Wolę pójść na spacer. Albo pojeździć na rowerze.

Kiedy patrzę na swoją młodość, na czasy, kiedy sam ledwo wiązałem koniec z końcem, nie potrafię powiedzieć, że byłem bardzo nieszczęśliwy. Zupełnie nie. Szczerze mówiąc nawet specjalnie się tym nie przejmowałem.

Większość młodych aktorów marzy za to o sławie. Panu udało się ją zdobyć. Ciąży panu ona czasami?

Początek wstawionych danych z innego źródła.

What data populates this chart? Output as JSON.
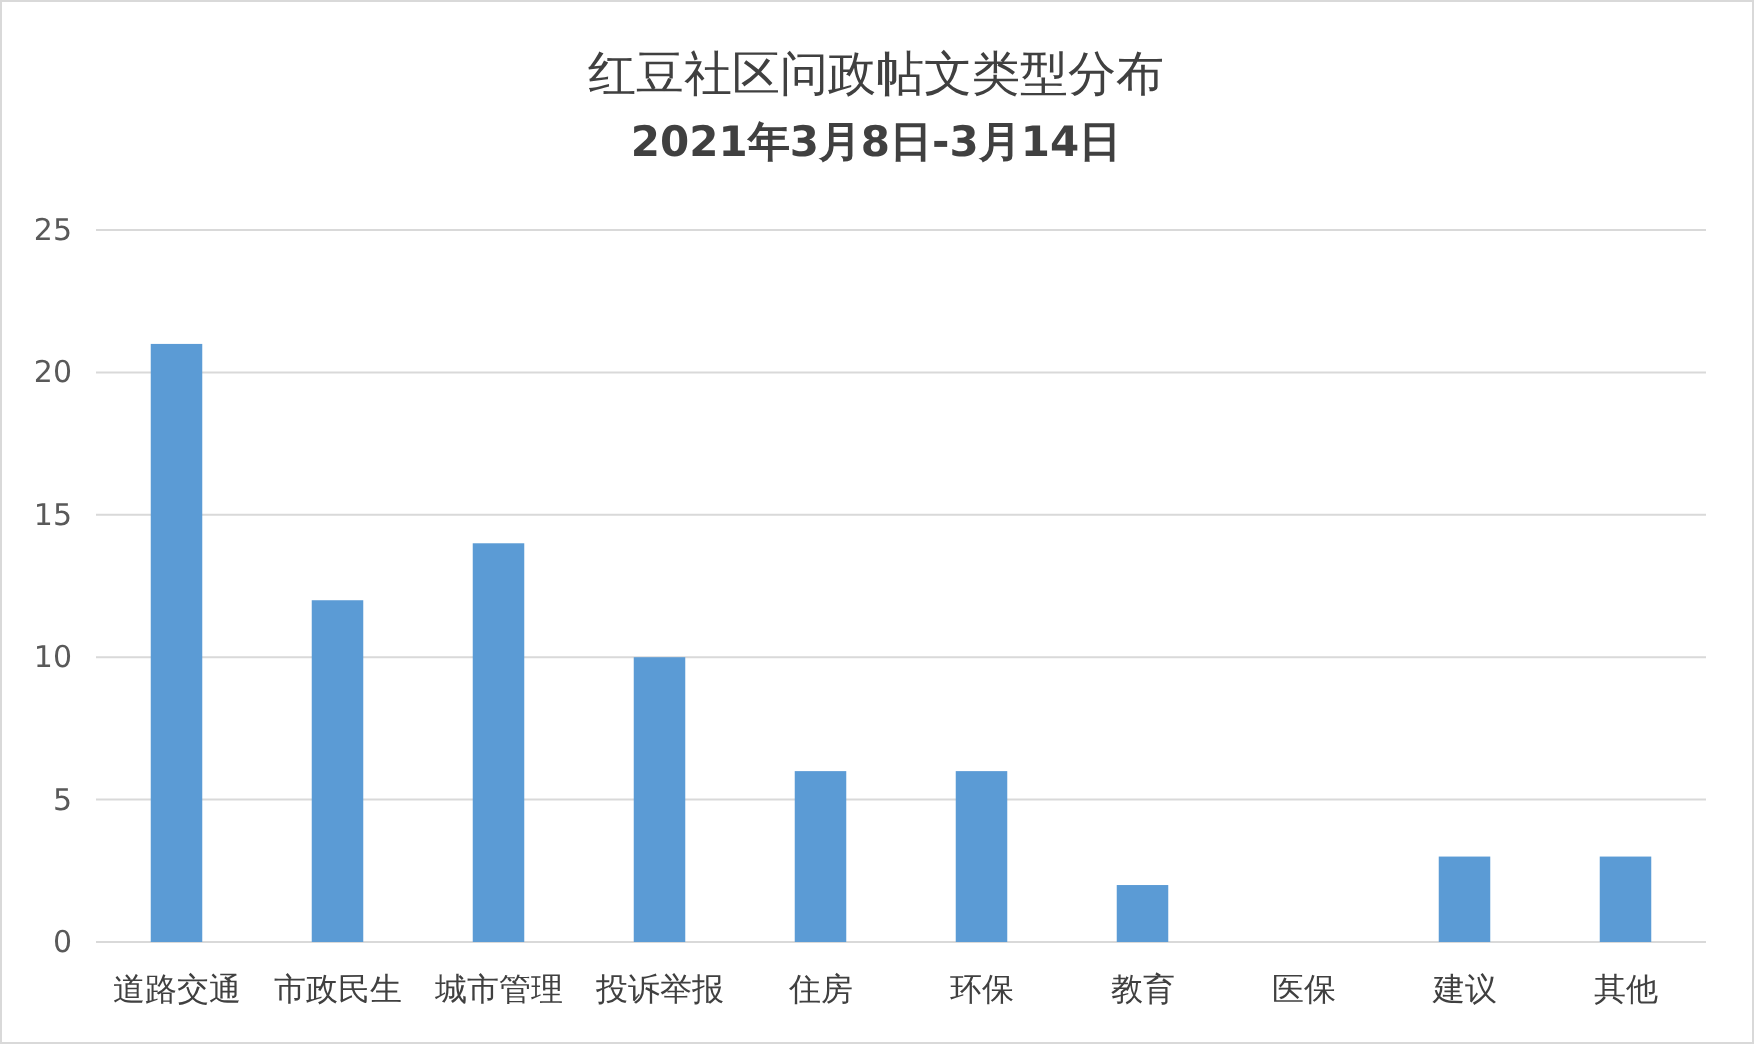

Pewnie, że tak. Nie sądzę jednak, żeby wszyscy aktorzy marzyli o sławie. Wmawia się nam, że bez niej nie można się przebić w tym fachu. Jednak popularność nigdy nie była moim celem. Kiedy stawiałem pierwsze kroki w zawodzie aktora i grałem swoje pierwsze role w teatrze, zupełnie mnie to nie obchodziło. Czasy były inne. Aktorzy nie dzielili się z innymi każdym skrawkiem swojego prywatnego życia. Najwięcej, na co mogłeś wtedy liczyć w kontekście "rozgłosu", było malutkie zdjęcie w lokalnej gazecie w dziale kulturalnym, może dwa razy w roku. 

Życie było... prostsze?

No cóż, wiele się zmieniło odkąd miałem 22 lat [śmiech]. Teraz nie trzeba tak naprawdę nic robić, żeby stać się rozpoznawalnym. Na szczęście wielu aktorów, moich kolegów, zupełnie o tym nie myśli. Chcą po prostu pracować. I ja myślę podobnie.